The provision in the Drugs Act for constitution of DTAB and DCC is to ensure institutional integrity and compliance of public law principles in discharge of functions and exercise of power thereunder. Though the legislature, in the Drugs Act, vested the Central Government with the powers to be exercised thereunder but at the same time constituted DTAB to advice the Central Government on technical matters arising out of administration of the Drugs Act and to carry out other functions assigned to the Central Government by the Act and the DCC, also to advice the Central Government and the DTAB on any matter tending to secure uniformity throughout India in administration of the Act.

The Court cited 6 judgments delivered by various High Courts in support of the proposition that the DTAB and DCC play a central role in the decision making process envisaged by Section 26A. On the basis of these judgments, it drew the inference that a decision made under Section 26A without consulting these bodies would be legally untenable.

The court also held that the Central Government, though acting in public interest, seems to have gone about it in a haphazard manner.

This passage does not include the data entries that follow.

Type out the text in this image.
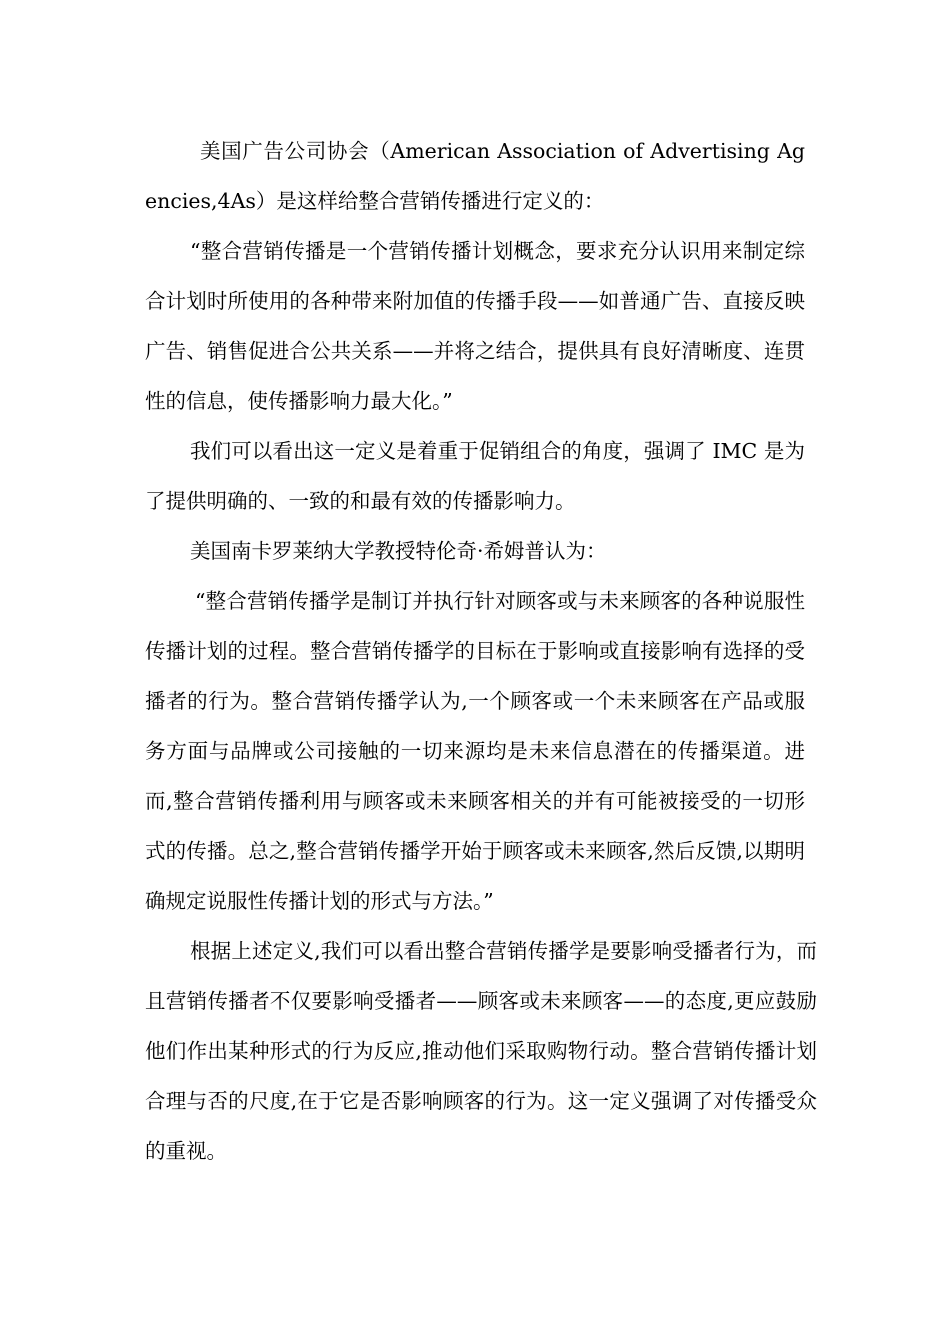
美国广告公司协会（American Association of Advertising Agencies,4As）是这样给整合营销传播进行定义的：

“整合营销传播是一个营销传播计划概念，要求充分认识用来制定综合计划时所使用的各种带来附加值的传播手段——如普通广告、直接反映广告、销售促进合公共关系——并将之结合，提供具有良好清晰度、连贯性的信息，使传播影响力最大化。”

我们可以看出这一定义是着重于促销组合的角度，强调了 IMC 是为了提供明确的、一致的和最有效的传播影响力。

美国南卡罗莱纳大学教授特伦奇·希姆普认为：

“整合营销传播学是制订并执行针对顾客或与未来顾客的各种说服性传播计划的过程。整合营销传播学的目标在于影响或直接影响有选择的受播者的行为。整合营销传播学认为,一个顾客或一个未来顾客在产品或服务方面与品牌或公司接触的一切来源均是未来信息潜在的传播渠道。进而,整合营销传播利用与顾客或未来顾客相关的并有可能被接受的一切形式的传播。总之,整合营销传播学开始于顾客或未来顾客,然后反馈,以期明确规定说服性传播计划的形式与方法。”

根据上述定义,我们可以看出整合营销传播学是要影响受播者行为，而且营销传播者不仅要影响受播者——顾客或未来顾客——的态度,更应鼓励他们作出某种形式的行为反应,推动他们采取购物行动。整合营销传播计划合理与否的尺度,在于它是否影响顾客的行为。这一定义强调了对传播受众的重视。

It claims that the FDCs for manufacture of which licences were issued by SLAs between September, 1988 and 1st October, 2012 without the same having approval of the Drugs Controller were wrongly granted such licences. However instead of taking action for cancellation of said licences, the manufactures were asked to apply for licences to be Drugs Controller, while continuing to manufacture the drugs for which according to the Central Government licence was wrongly given. When such applications were received, instead of the same being considered by the Drugs Controller, who is vested with the power of approval, ten committees were constituted for considering the applications. After the said committees failed to examine all the applications, the Kokate Committee was constituted. The said Kolkata Committee, instead of considering the applications for approval, went into the aspects of risk to consumers and therapeutic value and therapeutic justification and on receiving report whereof impugned Notifications were issued.